As informações são da presidente da Associação dos Funcionários do Poder Judiciário de Bauru, Luciana Dias Duarte, que participou da assembléia de ontem, na Capital. A categoria iniciou o movimento grevista reivindicando reajuste salarial de 39,19%, que seria referente à defasagem no período de abril de 2002 a março deste ano. O TJ chegou a aprovar um reajuste de 26,39%, mas até hoje não foi concedido.

Depois disso, a proposta do TJ foi reduzida para 6%, já que o Tribunal alega ter um crédito de R$ 500 milhões em haver com o governo do Estado, que por sua vez, ainda não teria repassado a verba.

“Não podemos aceitar essa proposta absurda que vai resultar num aumento em torno de 6% no nosso salário. O dinheiro existe (R$ 500 milhões) e está com o governo, mas o presidente do TJ insiste em não exigi-lo para não desagradar o governador. Além disso, nem seria preciso repassar esse crédito integralmente para que o TJ pudesse conceder o reajuste de 26,39% que já tinha sido aprovado pelos desembargadores”, reclama Luciana.

Após a rejeição, cerca de 3 mil manifestantes que participavam da assembléia voltaram as costas para o prédio do Tribunal de Justiça, em sinal de protesto. Além do pedido de reajuste salarial, a categoria também reivindica o pagamento em atraso de férias, licença e outros benefícios, materiais para abastecer várias comarcas do Judiciário que possuem carência de produtos e a informatização das mesmas.

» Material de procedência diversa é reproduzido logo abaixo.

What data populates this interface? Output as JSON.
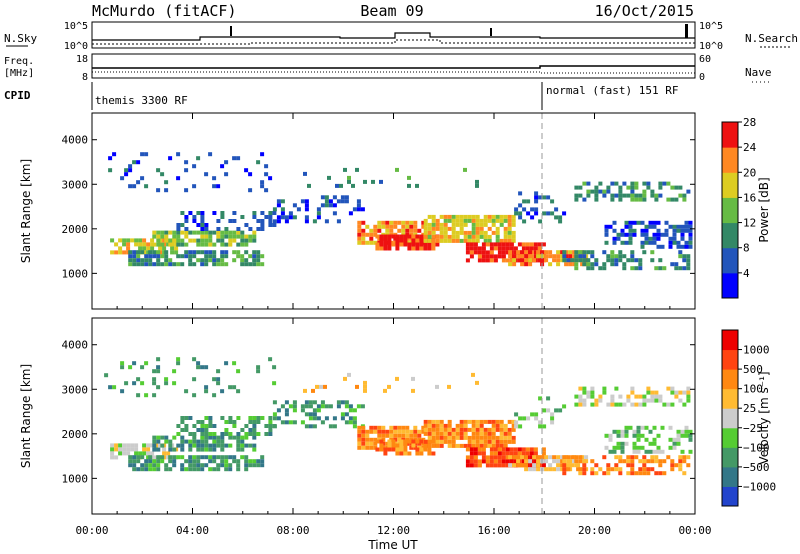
{
  "header": {
    "radar": "McMurdo (fitACF)",
    "beam": "Beam 09",
    "date": "16/Oct/2015"
  },
  "top_panels": {
    "nsky_label": "N.Sky",
    "nsky_left_ticks": [
      "10^5",
      "10^0"
    ],
    "nsky_right_ticks": [
      "10^5",
      "10^0"
    ],
    "nsearch_label": "N.Search",
    "freq_label_line1": "Freq.",
    "freq_label_line2": "[MHz]",
    "freq_ticks": [
      "18",
      "8"
    ],
    "nave_ticks": [
      "60",
      "0"
    ],
    "nave_label": "Nave",
    "cpid_label": "CPID",
    "cpid_left": "themis 3300 RF",
    "cpid_right": "normal (fast) 151 RF"
  },
  "chart_data": [
    {
      "type": "heatmap",
      "name": "power",
      "ylabel": "Slant Range [km]",
      "xlabel": "",
      "colorbar_label": "Power [dB]",
      "x_ticks": [
        "00:00",
        "04:00",
        "08:00",
        "12:00",
        "16:00",
        "20:00",
        "00:00"
      ],
      "y_ticks": [
        "1000",
        "2000",
        "3000",
        "4000"
      ],
      "ylim": [
        200,
        4600
      ],
      "colorbar_ticks": [
        "4",
        "8",
        "12",
        "16",
        "20",
        "24",
        "28"
      ],
      "colors": [
        "#0000ff",
        "#2255bb",
        "#338866",
        "#66bb44",
        "#ddcc22",
        "#ff8822",
        "#ee1111"
      ]
    },
    {
      "type": "heatmap",
      "name": "velocity",
      "ylabel": "Slant Range [km]",
      "xlabel": "Time UT",
      "colorbar_label": "Velocity [m s⁻¹]",
      "x_ticks": [
        "00:00",
        "04:00",
        "08:00",
        "12:00",
        "16:00",
        "20:00",
        "00:00"
      ],
      "y_ticks": [
        "1000",
        "2000",
        "3000",
        "4000"
      ],
      "ylim": [
        200,
        4600
      ],
      "colorbar_ticks": [
        "1000",
        "500",
        "100",
        "25",
        "−25",
        "−100",
        "−500",
        "−1000"
      ],
      "colors": [
        "#2244cc",
        "#337788",
        "#449966",
        "#55cc33",
        "#cccccc",
        "#ffbb33",
        "#ff8811",
        "#ff4411",
        "#ee0000"
      ]
    }
  ]
}
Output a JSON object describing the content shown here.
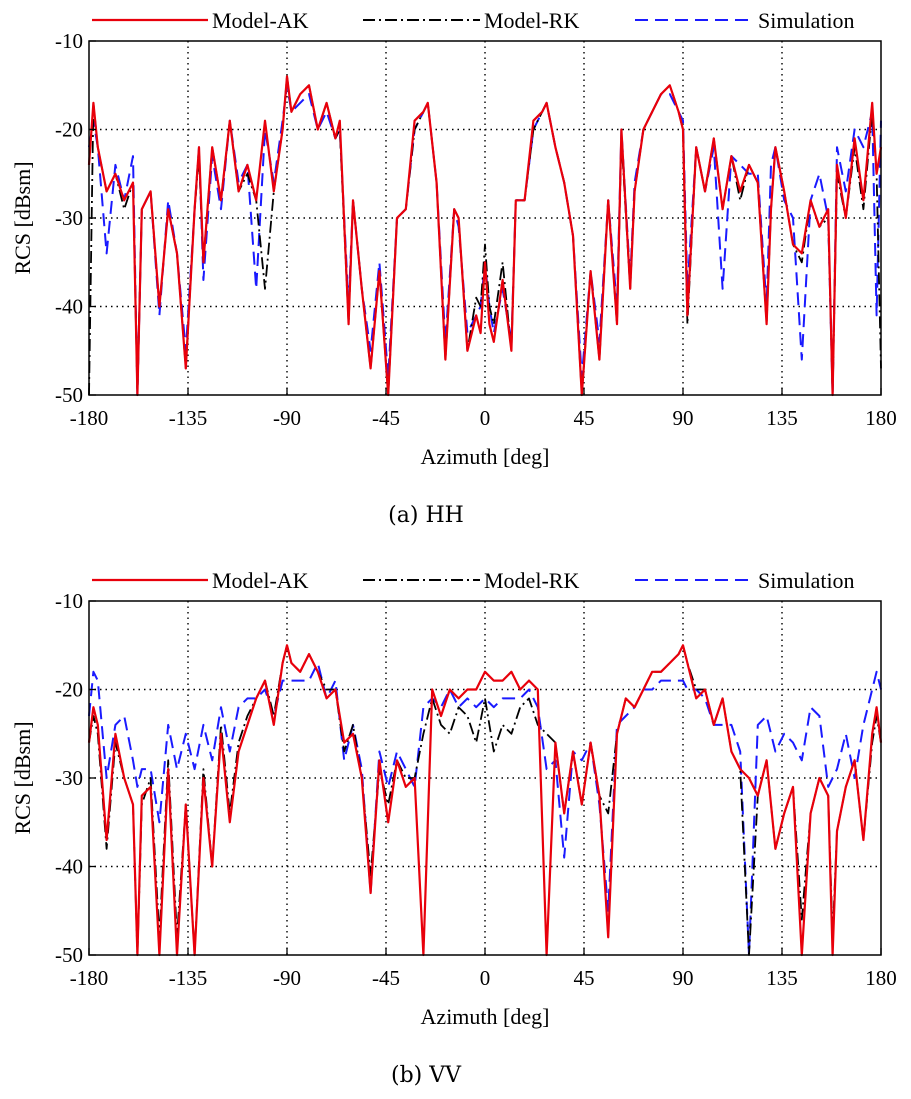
{
  "colors": {
    "model_ak": "#e8000b",
    "model_rk": "#000000",
    "simulation": "#1a1aff",
    "grid": "#000000"
  },
  "chart_data": [
    {
      "type": "line",
      "caption": "(a) HH",
      "xlabel": "Azimuth [deg]",
      "ylabel": "RCS [dBsm]",
      "xlim": [
        -180,
        180
      ],
      "ylim": [
        -50,
        -10
      ],
      "xticks": [
        -180,
        -135,
        -90,
        -45,
        0,
        45,
        90,
        135,
        180
      ],
      "yticks": [
        -10,
        -20,
        -30,
        -40,
        -50
      ],
      "grid": true,
      "legend_position": "top",
      "x": [
        -180,
        -178,
        -176,
        -172,
        -168,
        -164,
        -160,
        -158,
        -156,
        -152,
        -148,
        -144,
        -140,
        -136,
        -132,
        -130,
        -128,
        -124,
        -120,
        -116,
        -112,
        -108,
        -104,
        -100,
        -96,
        -92,
        -90,
        -88,
        -84,
        -80,
        -76,
        -72,
        -68,
        -66,
        -62,
        -60,
        -56,
        -52,
        -48,
        -44,
        -40,
        -36,
        -32,
        -28,
        -26,
        -22,
        -18,
        -14,
        -12,
        -8,
        -4,
        -2,
        0,
        2,
        4,
        8,
        12,
        14,
        18,
        22,
        26,
        28,
        32,
        36,
        40,
        44,
        48,
        52,
        56,
        60,
        62,
        66,
        68,
        72,
        76,
        80,
        84,
        88,
        90,
        92,
        96,
        100,
        104,
        108,
        112,
        116,
        120,
        124,
        128,
        130,
        132,
        136,
        140,
        144,
        148,
        152,
        156,
        158,
        160,
        164,
        168,
        172,
        176,
        178,
        180
      ],
      "series": [
        {
          "name": "Model-AK",
          "style": "solid",
          "values": [
            -24,
            -17,
            -22,
            -27,
            -25,
            -28,
            -26,
            -50,
            -29,
            -27,
            -40,
            -29,
            -34,
            -47,
            -29,
            -22,
            -35,
            -22,
            -28,
            -19,
            -27,
            -24,
            -28,
            -19,
            -27,
            -20,
            -14,
            -18,
            -16,
            -15,
            -20,
            -17,
            -21,
            -19,
            -42,
            -28,
            -38,
            -47,
            -36,
            -50,
            -30,
            -29,
            -19,
            -18,
            -17,
            -26,
            -46,
            -29,
            -30,
            -45,
            -41,
            -43,
            -35,
            -42,
            -44,
            -37,
            -45,
            -28,
            -28,
            -19,
            -18,
            -17,
            -22,
            -26,
            -32,
            -50,
            -36,
            -46,
            -28,
            -42,
            -20,
            -38,
            -27,
            -20,
            -18,
            -16,
            -15,
            -18,
            -20,
            -41,
            -22,
            -27,
            -21,
            -29,
            -23,
            -27,
            -24,
            -26,
            -42,
            -29,
            -22,
            -27,
            -33,
            -34,
            -28,
            -31,
            -29,
            -50,
            -24,
            -30,
            -21,
            -28,
            -17,
            -25,
            -22
          ]
        },
        {
          "name": "Model-RK",
          "style": "dashdot",
          "values": [
            -50,
            -17,
            -22,
            -27,
            -25,
            -29,
            -26,
            -50,
            -29,
            -27,
            -40,
            -29,
            -34,
            -47,
            -29,
            -23,
            -35,
            -22,
            -28,
            -19,
            -27,
            -25,
            -28,
            -38,
            -27,
            -20,
            -14,
            -18,
            -16,
            -15,
            -20,
            -17,
            -21,
            -20,
            -42,
            -28,
            -38,
            -47,
            -36,
            -50,
            -30,
            -29,
            -20,
            -18,
            -17,
            -26,
            -46,
            -29,
            -30,
            -45,
            -39,
            -40,
            -33,
            -40,
            -42,
            -35,
            -45,
            -28,
            -28,
            -20,
            -18,
            -17,
            -22,
            -26,
            -32,
            -50,
            -36,
            -46,
            -28,
            -42,
            -21,
            -38,
            -27,
            -20,
            -18,
            -16,
            -15,
            -18,
            -20,
            -42,
            -22,
            -27,
            -21,
            -29,
            -23,
            -28,
            -24,
            -26,
            -42,
            -29,
            -22,
            -27,
            -33,
            -35,
            -28,
            -31,
            -30,
            -50,
            -25,
            -30,
            -22,
            -29,
            -18,
            -25,
            -47
          ]
        },
        {
          "name": "Simulation",
          "style": "dashed",
          "values": [
            -22,
            -19,
            -22,
            -34,
            -24,
            -28,
            -23,
            -50,
            -29,
            -27,
            -41,
            -28,
            -34,
            -45,
            -29,
            -22,
            -37,
            -23,
            -29,
            -19,
            -26,
            -24,
            -38,
            -20,
            -26,
            -19,
            -15,
            -18,
            -17,
            -16,
            -20,
            -18,
            -21,
            -20,
            -40,
            -28,
            -38,
            -45,
            -35,
            -48,
            -30,
            -29,
            -20,
            -18,
            -17,
            -26,
            -44,
            -29,
            -31,
            -43,
            -41,
            -40,
            -35,
            -40,
            -43,
            -38,
            -44,
            -28,
            -28,
            -20,
            -18,
            -17,
            -22,
            -26,
            -32,
            -48,
            -36,
            -44,
            -28,
            -40,
            -20,
            -37,
            -26,
            -20,
            -18,
            -16,
            -16,
            -18,
            -19,
            -38,
            -22,
            -27,
            -22,
            -38,
            -23,
            -24,
            -25,
            -25,
            -40,
            -24,
            -22,
            -28,
            -30,
            -46,
            -28,
            -25,
            -30,
            -50,
            -22,
            -27,
            -20,
            -22,
            -18,
            -41,
            -19
          ]
        }
      ]
    },
    {
      "type": "line",
      "caption": "(b) VV",
      "xlabel": "Azimuth [deg]",
      "ylabel": "RCS [dBsm]",
      "xlim": [
        -180,
        180
      ],
      "ylim": [
        -50,
        -10
      ],
      "xticks": [
        -180,
        -135,
        -90,
        -45,
        0,
        45,
        90,
        135,
        180
      ],
      "yticks": [
        -10,
        -20,
        -30,
        -40,
        -50
      ],
      "grid": true,
      "legend_position": "top",
      "x": [
        -180,
        -178,
        -176,
        -172,
        -168,
        -164,
        -160,
        -158,
        -156,
        -152,
        -148,
        -144,
        -140,
        -136,
        -132,
        -128,
        -124,
        -120,
        -116,
        -112,
        -108,
        -104,
        -100,
        -96,
        -92,
        -90,
        -88,
        -84,
        -80,
        -76,
        -72,
        -68,
        -64,
        -60,
        -56,
        -52,
        -48,
        -44,
        -40,
        -36,
        -32,
        -28,
        -24,
        -20,
        -16,
        -12,
        -8,
        -4,
        0,
        4,
        8,
        12,
        16,
        20,
        24,
        28,
        32,
        36,
        40,
        44,
        48,
        52,
        56,
        60,
        64,
        68,
        72,
        76,
        80,
        84,
        88,
        90,
        92,
        96,
        100,
        104,
        108,
        112,
        116,
        120,
        124,
        128,
        132,
        136,
        140,
        144,
        148,
        152,
        156,
        158,
        160,
        164,
        168,
        172,
        176,
        178,
        180
      ],
      "series": [
        {
          "name": "Model-AK",
          "style": "solid",
          "values": [
            -26,
            -22,
            -24,
            -37,
            -25,
            -30,
            -33,
            -50,
            -32,
            -31,
            -50,
            -29,
            -50,
            -33,
            -50,
            -30,
            -40,
            -25,
            -35,
            -27,
            -24,
            -21,
            -19,
            -24,
            -17,
            -15,
            -17,
            -18,
            -16,
            -18,
            -21,
            -20,
            -26,
            -25,
            -30,
            -43,
            -28,
            -35,
            -28,
            -31,
            -30,
            -50,
            -20,
            -23,
            -20,
            -21,
            -20,
            -20,
            -18,
            -19,
            -19,
            -18,
            -20,
            -19,
            -20,
            -50,
            -26,
            -34,
            -27,
            -33,
            -26,
            -32,
            -48,
            -25,
            -21,
            -22,
            -20,
            -18,
            -18,
            -17,
            -16,
            -15,
            -17,
            -21,
            -20,
            -24,
            -21,
            -27,
            -29,
            -30,
            -32,
            -28,
            -38,
            -34,
            -31,
            -50,
            -34,
            -30,
            -32,
            -50,
            -36,
            -31,
            -28,
            -37,
            -25,
            -22,
            -26
          ]
        },
        {
          "name": "Model-RK",
          "style": "dashdot",
          "values": [
            -26,
            -23,
            -25,
            -38,
            -26,
            -30,
            -33,
            -50,
            -33,
            -30,
            -48,
            -28,
            -48,
            -33,
            -50,
            -29,
            -40,
            -24,
            -34,
            -26,
            -23,
            -21,
            -19,
            -23,
            -17,
            -15,
            -17,
            -18,
            -16,
            -18,
            -20,
            -20,
            -27,
            -24,
            -30,
            -41,
            -29,
            -33,
            -28,
            -30,
            -30,
            -25,
            -21,
            -24,
            -25,
            -22,
            -23,
            -26,
            -21,
            -27,
            -24,
            -25,
            -22,
            -21,
            -24,
            -25,
            -26,
            -34,
            -27,
            -33,
            -26,
            -32,
            -34,
            -25,
            -21,
            -22,
            -20,
            -18,
            -18,
            -17,
            -16,
            -15,
            -17,
            -20,
            -20,
            -24,
            -21,
            -27,
            -29,
            -50,
            -32,
            -28,
            -38,
            -34,
            -31,
            -46,
            -34,
            -30,
            -32,
            -48,
            -36,
            -31,
            -28,
            -37,
            -26,
            -23,
            -26
          ]
        },
        {
          "name": "Simulation",
          "style": "dashed",
          "values": [
            -23,
            -18,
            -19,
            -30,
            -24,
            -23,
            -28,
            -31,
            -29,
            -29,
            -35,
            -24,
            -29,
            -25,
            -29,
            -24,
            -28,
            -22,
            -27,
            -22,
            -21,
            -21,
            -20,
            -23,
            -19,
            -19,
            -19,
            -19,
            -19,
            -17,
            -21,
            -19,
            -28,
            -24,
            -29,
            -43,
            -27,
            -31,
            -27,
            -29,
            -31,
            -22,
            -21,
            -22,
            -20,
            -22,
            -21,
            -22,
            -21,
            -22,
            -21,
            -21,
            -21,
            -20,
            -22,
            -29,
            -28,
            -39,
            -27,
            -28,
            -26,
            -33,
            -45,
            -24,
            -23,
            -22,
            -20,
            -20,
            -19,
            -19,
            -19,
            -19,
            -20,
            -20,
            -21,
            -24,
            -24,
            -24,
            -27,
            -50,
            -24,
            -23,
            -27,
            -25,
            -26,
            -28,
            -22,
            -23,
            -31,
            -30,
            -29,
            -25,
            -30,
            -24,
            -20,
            -18,
            -20
          ]
        }
      ]
    }
  ]
}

Em Bauru - onde a greve tem adesão de aproximadamente 90% do total de 400 servidores -, o Fórum ainda não é informatizado, segundo a associação dos funcionários. No Estado de São Paulo, a adesão é de cerca de 85%, segundo Luciana Duarte. Na região de Bauru, entre as cidades que aderiram ao movimento estão Pederneiras, Piratininga, Avaré, Marília e Pirajuí.

No âmbito estadual, a maioria dos cartórios permanece fechada, e os outros funcionam precariamente. Em todo o Estado, cerca de 12 milhões de processos estão em andamento, e a cada ano entram mais 6 milhões de processos novos.

Assembléia

A presidente da Associação dos Funcionários do Poder Judiciário de Bauru diz que uma nova assembléia está marcada para o próximo dia 28, na Capital paulista. Até lá, a paralisação deve ser mantida.

“Esperamos que, até o dia 28, o Tribunal de Justiça se manifeste e melhore a proposta de 6%, porque não queremos que essa greve seja longa. Aliás, os servidores nem queriam ter iniciado a paralisação, mas diante de todo esse impasse, foi inevitável”, avalia.

De acordo com Luciana, os grevistas também já sugeriram à presidência do TJ que seja solicitada ao governo a antecipação das cotas do orçamento para que o reajuste salarial reivindicado possa ser concedido. Mas também não houve resposta sobre essa solicitação até o momento. Segundo ela, ontem a senadora Heloísa Helena (PSOL) participou da reunião em apoio aos servidores.

Em 2001, a categoria protagonizou a greve mais longa da história da Justiça paulista, que durou 80 dias. Na época, o comando de greve iniciou a paralisação pedindo 54,31% de reajuste, com base nas perdas salariais acumuladas desde 1994. Mas os valores determinados pelo TJ variaram de 18% a 32%, dependendo da função e do nível. Na época, cerca de 62 mil processos se acumularam sem julgamento no Fórum de Bauru.

Também continuam em greve em Bauru os servidores da Fundação para o Bem-Estar do Menor (Febem), professores e funcionários da Universidade Estadual Paulista (Unesp) e servidores da Universidade de São Paulo (USP).